In the example, “Item Category” column is added in the breakdowns option, so the result is categorized based on “Item Category”. More precisely, it shows profit on each Item Category in different countries.
Click on the “Save” button to save the report. You will get the below screenshot.
Select the “Overwrite slice….” Option to save. If you want to Save the report with another name, check the “Save As” option. When you want to add this Slice to dashboard, select the appropriate options as shown in the above screenshot.
Click on “Save” button.
In the “Charts” section, you could notice the saved report as shown below.
Select the “Dashboards” option and click on “+” symbol to add a new dashboard as shown below.
The following screen will appear. Enter the details and the relevant charts as shown below.
After entering the details click on “Save” button.
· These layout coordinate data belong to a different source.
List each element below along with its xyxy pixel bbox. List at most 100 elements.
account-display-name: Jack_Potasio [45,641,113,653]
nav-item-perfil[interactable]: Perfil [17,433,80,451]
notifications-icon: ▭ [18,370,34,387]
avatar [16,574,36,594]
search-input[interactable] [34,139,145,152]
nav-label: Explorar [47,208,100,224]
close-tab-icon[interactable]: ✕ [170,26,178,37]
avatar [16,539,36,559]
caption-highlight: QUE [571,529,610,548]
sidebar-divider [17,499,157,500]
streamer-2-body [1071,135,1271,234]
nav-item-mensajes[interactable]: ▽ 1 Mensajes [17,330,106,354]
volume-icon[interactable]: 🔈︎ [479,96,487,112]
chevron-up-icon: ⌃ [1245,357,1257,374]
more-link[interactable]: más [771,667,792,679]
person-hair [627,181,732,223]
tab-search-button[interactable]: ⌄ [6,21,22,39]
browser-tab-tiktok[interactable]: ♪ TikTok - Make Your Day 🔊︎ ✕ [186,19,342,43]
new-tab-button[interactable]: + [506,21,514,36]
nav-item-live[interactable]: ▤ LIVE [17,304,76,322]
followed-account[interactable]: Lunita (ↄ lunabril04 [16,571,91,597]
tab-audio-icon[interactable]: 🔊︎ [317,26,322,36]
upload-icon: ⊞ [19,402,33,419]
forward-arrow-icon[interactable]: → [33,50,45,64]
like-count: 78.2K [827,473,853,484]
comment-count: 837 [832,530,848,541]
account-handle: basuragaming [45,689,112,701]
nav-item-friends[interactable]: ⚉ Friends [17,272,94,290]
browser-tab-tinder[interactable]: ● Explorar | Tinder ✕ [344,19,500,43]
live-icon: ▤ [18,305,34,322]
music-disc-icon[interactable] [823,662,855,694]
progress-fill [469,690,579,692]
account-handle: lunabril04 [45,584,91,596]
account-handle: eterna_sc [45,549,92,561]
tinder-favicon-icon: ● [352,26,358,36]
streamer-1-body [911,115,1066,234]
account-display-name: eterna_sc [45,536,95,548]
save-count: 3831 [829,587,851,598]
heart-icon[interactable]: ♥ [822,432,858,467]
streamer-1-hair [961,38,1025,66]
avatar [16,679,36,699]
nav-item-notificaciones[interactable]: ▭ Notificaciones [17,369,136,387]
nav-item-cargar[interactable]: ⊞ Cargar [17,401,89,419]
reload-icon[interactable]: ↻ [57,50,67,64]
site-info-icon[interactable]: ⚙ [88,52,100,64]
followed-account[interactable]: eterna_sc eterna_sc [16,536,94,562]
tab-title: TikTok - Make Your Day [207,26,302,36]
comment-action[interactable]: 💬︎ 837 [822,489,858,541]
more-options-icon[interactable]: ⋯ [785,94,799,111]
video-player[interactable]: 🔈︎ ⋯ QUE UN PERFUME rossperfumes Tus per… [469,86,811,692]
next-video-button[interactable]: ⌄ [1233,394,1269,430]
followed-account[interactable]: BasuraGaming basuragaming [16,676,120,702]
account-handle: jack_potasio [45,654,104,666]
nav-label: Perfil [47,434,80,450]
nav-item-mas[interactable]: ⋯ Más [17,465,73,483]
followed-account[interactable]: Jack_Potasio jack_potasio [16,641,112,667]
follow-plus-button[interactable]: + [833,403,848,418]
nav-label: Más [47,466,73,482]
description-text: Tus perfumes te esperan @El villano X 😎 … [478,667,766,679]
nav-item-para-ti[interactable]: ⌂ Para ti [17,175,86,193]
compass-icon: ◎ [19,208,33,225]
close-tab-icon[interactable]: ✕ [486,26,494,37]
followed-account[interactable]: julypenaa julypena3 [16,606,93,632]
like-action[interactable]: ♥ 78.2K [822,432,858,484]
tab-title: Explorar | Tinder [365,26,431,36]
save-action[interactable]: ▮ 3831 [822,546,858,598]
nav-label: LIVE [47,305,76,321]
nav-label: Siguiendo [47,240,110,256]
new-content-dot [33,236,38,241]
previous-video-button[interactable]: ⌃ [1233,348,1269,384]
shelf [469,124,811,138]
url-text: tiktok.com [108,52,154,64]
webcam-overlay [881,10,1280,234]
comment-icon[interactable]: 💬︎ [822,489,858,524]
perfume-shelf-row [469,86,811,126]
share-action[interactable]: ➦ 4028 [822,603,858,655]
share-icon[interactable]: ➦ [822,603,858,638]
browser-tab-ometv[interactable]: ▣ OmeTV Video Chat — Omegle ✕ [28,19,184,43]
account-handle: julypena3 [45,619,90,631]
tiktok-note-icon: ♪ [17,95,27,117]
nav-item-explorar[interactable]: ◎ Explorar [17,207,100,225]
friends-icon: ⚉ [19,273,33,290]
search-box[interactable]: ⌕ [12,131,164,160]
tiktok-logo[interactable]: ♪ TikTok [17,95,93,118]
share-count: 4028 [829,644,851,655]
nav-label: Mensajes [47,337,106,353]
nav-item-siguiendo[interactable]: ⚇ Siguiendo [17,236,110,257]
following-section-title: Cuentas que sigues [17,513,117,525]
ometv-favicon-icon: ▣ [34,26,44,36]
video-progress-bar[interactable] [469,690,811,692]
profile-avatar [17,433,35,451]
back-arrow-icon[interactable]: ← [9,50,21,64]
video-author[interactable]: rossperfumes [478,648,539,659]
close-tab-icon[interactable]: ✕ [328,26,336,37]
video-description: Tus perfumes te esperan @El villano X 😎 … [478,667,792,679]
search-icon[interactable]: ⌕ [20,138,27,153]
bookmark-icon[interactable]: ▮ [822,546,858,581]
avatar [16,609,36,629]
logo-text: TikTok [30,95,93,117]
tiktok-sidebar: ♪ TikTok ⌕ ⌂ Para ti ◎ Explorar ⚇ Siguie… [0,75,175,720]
The saved dashboard will appear under the “Dashboards” option as shown below.
Click on “Sales Dashboard” to view the dashboard. Your saved dashboard will appear as shown below. You can edit the dashboard and move the slices and adjust the size by the clicking on “Edit Dashboard”. After making the changes you need to save the dashboard from the “Actions” dropdown as highlighted below
You have “SQL Lab” option in the menu which has a SQL editor to query the data.
You have 3 options from the SQL Lab drop-down. SQL Editor is the editor where you query the data and view results. You could create views and tables in this editor to the selected database.
The “Query Search” option in the “SQL Lab” is used to search all the queries you have run as shown below.
The “Saved Queries” option shows all the list of your saved queries.